La medida de sanción, coordinada por el Departamento del Tesoro bajo la dirección de Scott Bessent, responde a investigaciones que señalan que, entre enero de 2024 y junio de 2026, dichas sucursales procesaron transacciones por un valor aproximado de 1,800 millones de dólares. Estos movimientos financieros habrían beneficiado a 103 corporaciones presuntamente vinculadas a la red de “banca en la sombra” de Irán, una estructura diseñada para movilizar activos fuera de los canales tradicionales y eludir los bloqueos internacionales.

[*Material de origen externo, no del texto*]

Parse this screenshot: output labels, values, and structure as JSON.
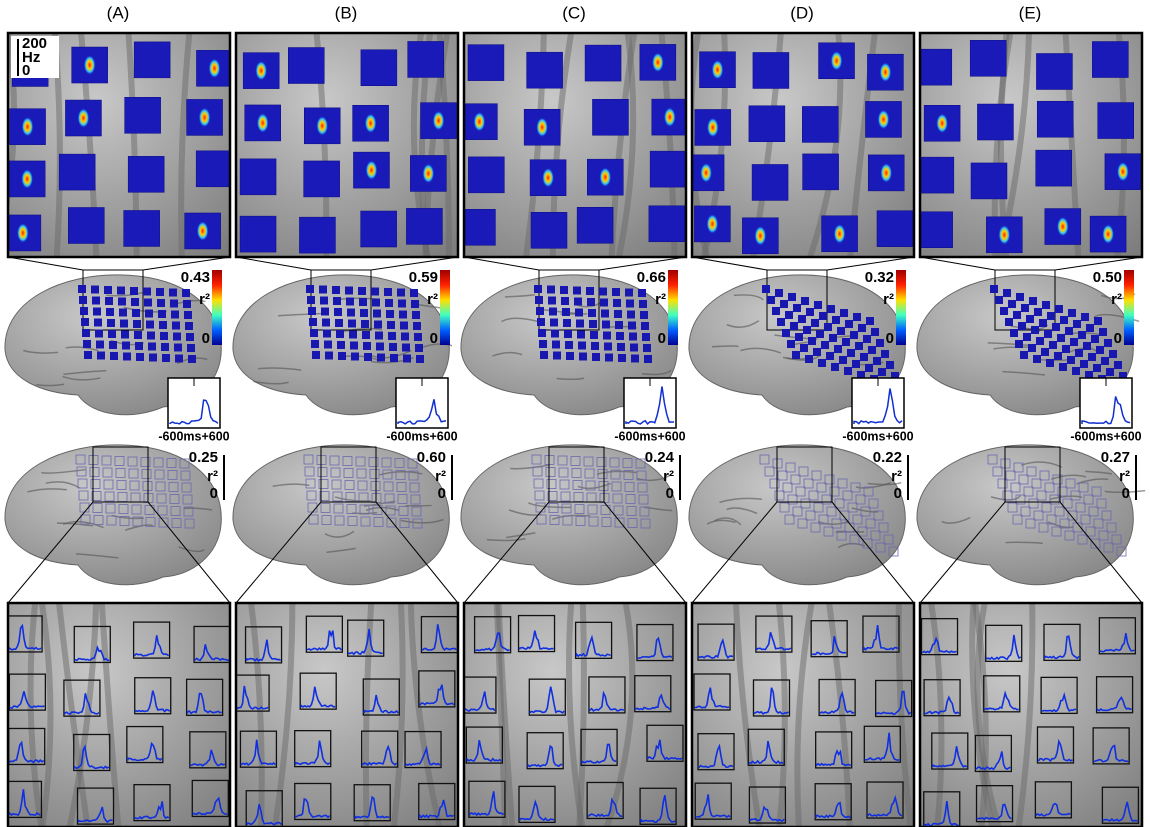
{
  "columns": [
    {
      "label": "(A)",
      "activation_r2_max": "0.43",
      "trace_r2_max": "0.25"
    },
    {
      "label": "(B)",
      "activation_r2_max": "0.59",
      "trace_r2_max": "0.60"
    },
    {
      "label": "(C)",
      "activation_r2_max": "0.66",
      "trace_r2_max": "0.24"
    },
    {
      "label": "(D)",
      "activation_r2_max": "0.32",
      "trace_r2_max": "0.22"
    },
    {
      "label": "(E)",
      "activation_r2_max": "0.50",
      "trace_r2_max": "0.27"
    }
  ],
  "frequency_scale": {
    "top": "200",
    "unit": "Hz",
    "bottom": "0"
  },
  "r2_symbol": "r²",
  "r2_min": "0",
  "time_axis": "-600ms+600"
}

Se detalló que la acción punitiva no afecta a la totalidad de Banque Misr —uno de los gigantes bancarios del gobierno de Egipto—, sino de manera exclusiva a sus operaciones establecidas en territorio emiratí. El Tesoro estadounidense advirtió de manera explícita que cualquier institución extranjera que colabore con Irán corre el riesgo inminente de perder el acceso al dólar y ser excluida de la red de pagos de los EE.UU.
Este movimiento representa la primera gran acción de la denominada Operación Economic Outcast, una campaña sostenida para cortar de raíz las vías internacionales de captación de recursos de Teherán, según anticipó el propio Bessent. De manera paralela, Washington sancionó al gerente de la sucursal de Bank Melli en los EAU, así como a una entidad financiera con sede en Hong Kong, acusada de lavar activos para una casa de cambio iraní previamente sancionada.
Estas presiones financieras se dan en un contexto donde Irán enfrenta un severo deterioro económico de consumo interno. El propio gobierno iraní ha reconocido públicamente que su comercio exterior se ha contraído aproximadamente un 35%, mientras que la inflación anualizada ya se sitúa en torno al 66%. Con esta medida, Washington ratifica que la disputa geopolítica con el régimen de Teherán también se dirime de forma agresiva en el terreno de las divisas y el control del sistema bancario global.